Dr. Musana adds that women who have previously delivered using cesarean section and are due for another delivery are susceptible to lethal complications. “If she has a weak scar, and uses a bumpy road. it can easily tear .”
On 17th April, Ugandans especially in Kampala launched an online campaign as a wake call to improve the state of roads in the city. Dubbed the #KampalaPotholeExhibition, the campaign has since attracted more than 100,000 posts.
“Take as many Kampala pothole photos and videos as you can to equip yourself for the #KampalaPotholeExhibition starting online tomorrow.” Announced Dr. Jimmy Ssentongo (Spire) a renown cartoonist and educationist.
This has seen netizens share images of potholes of every size and shape in the different parts of the city. Pregnant netizens have expressed how the potholes affect them differently.
“Yesterday I hit one of those potholes along Ntinda Kyambogo road, kakye omwana muzare (I nearly delivered the baby)” Posted Mackline Asiimire.
“This one is not a pothole; it is a pond. In Kampala, we do not drive on the left, we drive on what is left”.
The campaign has moved from posting potholes to satirical, later to online placards calling on government to fix the roads.
While many online protestors express mobility challenges, high cost of vehicle maintenance and discomforts, little attention has been given to how the poor state of roads has affected mothers differently.
Different government officials have reacted to the #KampalaPotholeExhibition, some attacking protestors for putting the country’s image before tourists at stake, while others agree that the situation is beyond patience.
“We have potholes of every design, every size, the beautiful ones, the ugly ones, the deep ones, the shallow ones and the wide and narrow ones. They are all in Kampala”. Thomas Tayebwa, the deputy Speaker of Parliament.

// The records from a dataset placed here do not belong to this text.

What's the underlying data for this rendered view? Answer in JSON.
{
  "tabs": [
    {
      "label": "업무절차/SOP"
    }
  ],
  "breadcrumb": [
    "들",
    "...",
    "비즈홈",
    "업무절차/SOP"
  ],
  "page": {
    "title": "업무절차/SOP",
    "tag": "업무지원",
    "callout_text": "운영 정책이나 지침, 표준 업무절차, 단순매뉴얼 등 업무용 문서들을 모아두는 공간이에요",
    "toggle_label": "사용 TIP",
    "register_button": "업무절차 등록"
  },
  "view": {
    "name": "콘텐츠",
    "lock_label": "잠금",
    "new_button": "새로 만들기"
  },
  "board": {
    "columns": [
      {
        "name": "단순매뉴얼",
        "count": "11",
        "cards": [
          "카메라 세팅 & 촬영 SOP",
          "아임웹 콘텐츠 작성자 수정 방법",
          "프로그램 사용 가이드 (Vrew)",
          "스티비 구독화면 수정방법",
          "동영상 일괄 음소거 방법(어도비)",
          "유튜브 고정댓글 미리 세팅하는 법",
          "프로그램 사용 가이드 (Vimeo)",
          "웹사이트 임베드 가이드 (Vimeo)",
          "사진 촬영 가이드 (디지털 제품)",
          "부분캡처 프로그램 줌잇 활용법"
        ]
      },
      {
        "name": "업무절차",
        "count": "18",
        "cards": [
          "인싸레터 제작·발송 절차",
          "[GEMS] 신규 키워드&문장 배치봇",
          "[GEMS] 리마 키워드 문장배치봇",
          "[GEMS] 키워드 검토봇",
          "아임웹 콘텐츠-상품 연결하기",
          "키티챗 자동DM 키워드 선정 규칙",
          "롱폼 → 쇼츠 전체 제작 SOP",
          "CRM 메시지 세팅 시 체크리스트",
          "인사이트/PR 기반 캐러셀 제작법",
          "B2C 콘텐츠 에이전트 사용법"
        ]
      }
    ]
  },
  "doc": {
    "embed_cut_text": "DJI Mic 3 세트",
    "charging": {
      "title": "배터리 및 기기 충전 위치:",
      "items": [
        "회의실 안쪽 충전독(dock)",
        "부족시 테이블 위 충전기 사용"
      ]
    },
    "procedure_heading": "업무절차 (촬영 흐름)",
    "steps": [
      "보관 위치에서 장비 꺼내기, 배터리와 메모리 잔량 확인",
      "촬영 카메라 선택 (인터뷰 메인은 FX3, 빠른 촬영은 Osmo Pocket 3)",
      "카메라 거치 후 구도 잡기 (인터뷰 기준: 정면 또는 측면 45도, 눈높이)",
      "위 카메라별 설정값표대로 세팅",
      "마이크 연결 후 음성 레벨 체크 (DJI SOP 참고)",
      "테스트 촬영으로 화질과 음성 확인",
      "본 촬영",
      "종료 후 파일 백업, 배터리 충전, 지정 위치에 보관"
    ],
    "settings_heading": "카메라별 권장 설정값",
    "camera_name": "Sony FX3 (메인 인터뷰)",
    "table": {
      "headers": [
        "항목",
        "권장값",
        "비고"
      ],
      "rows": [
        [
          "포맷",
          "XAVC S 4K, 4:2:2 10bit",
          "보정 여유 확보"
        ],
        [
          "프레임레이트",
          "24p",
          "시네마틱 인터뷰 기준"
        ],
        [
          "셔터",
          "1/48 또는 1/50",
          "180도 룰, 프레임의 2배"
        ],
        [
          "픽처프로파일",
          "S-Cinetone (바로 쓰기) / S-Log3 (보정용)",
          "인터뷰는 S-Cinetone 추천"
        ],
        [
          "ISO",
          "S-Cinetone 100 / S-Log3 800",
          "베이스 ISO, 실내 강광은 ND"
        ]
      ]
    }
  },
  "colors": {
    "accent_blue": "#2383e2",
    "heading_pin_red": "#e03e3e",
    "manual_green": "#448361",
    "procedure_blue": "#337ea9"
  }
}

Kampala Capital City Authority (KCCA) has mapped 85,000 square meters of potholes by December 2022 but no hope in sight after the city authority announced they are low on road maintenance budgets.
Dorothy Kisaka, the Executive Director KCCA says the authority requires between 70bn -100bn but government has only allocated 26bn annually.
President Museveni has since directed the ministry of finance to release Ugx6bn to facilitate filling of potholes in the capital city.
While Kampala mothers in Kampala might get some relief influenced by the #KampalaPotholeExhibition, other parts of the country are likely to remain the same.
Joselyne Nalujja a senior midwife advises pregnant women to seek accommodation near facilities where they are set to have their delivery from, prior to their date of delivery. But Dr. Othiniel Musana says if such accommodation arrangements can’t be met, pregnant women who are due for delivery should ignore their preferred delivery facility and seek assistance from any nearby facility. “If you have a personal doctor, still use the nearby facility as you get in touch with them to get you from there than risking,” says Musana.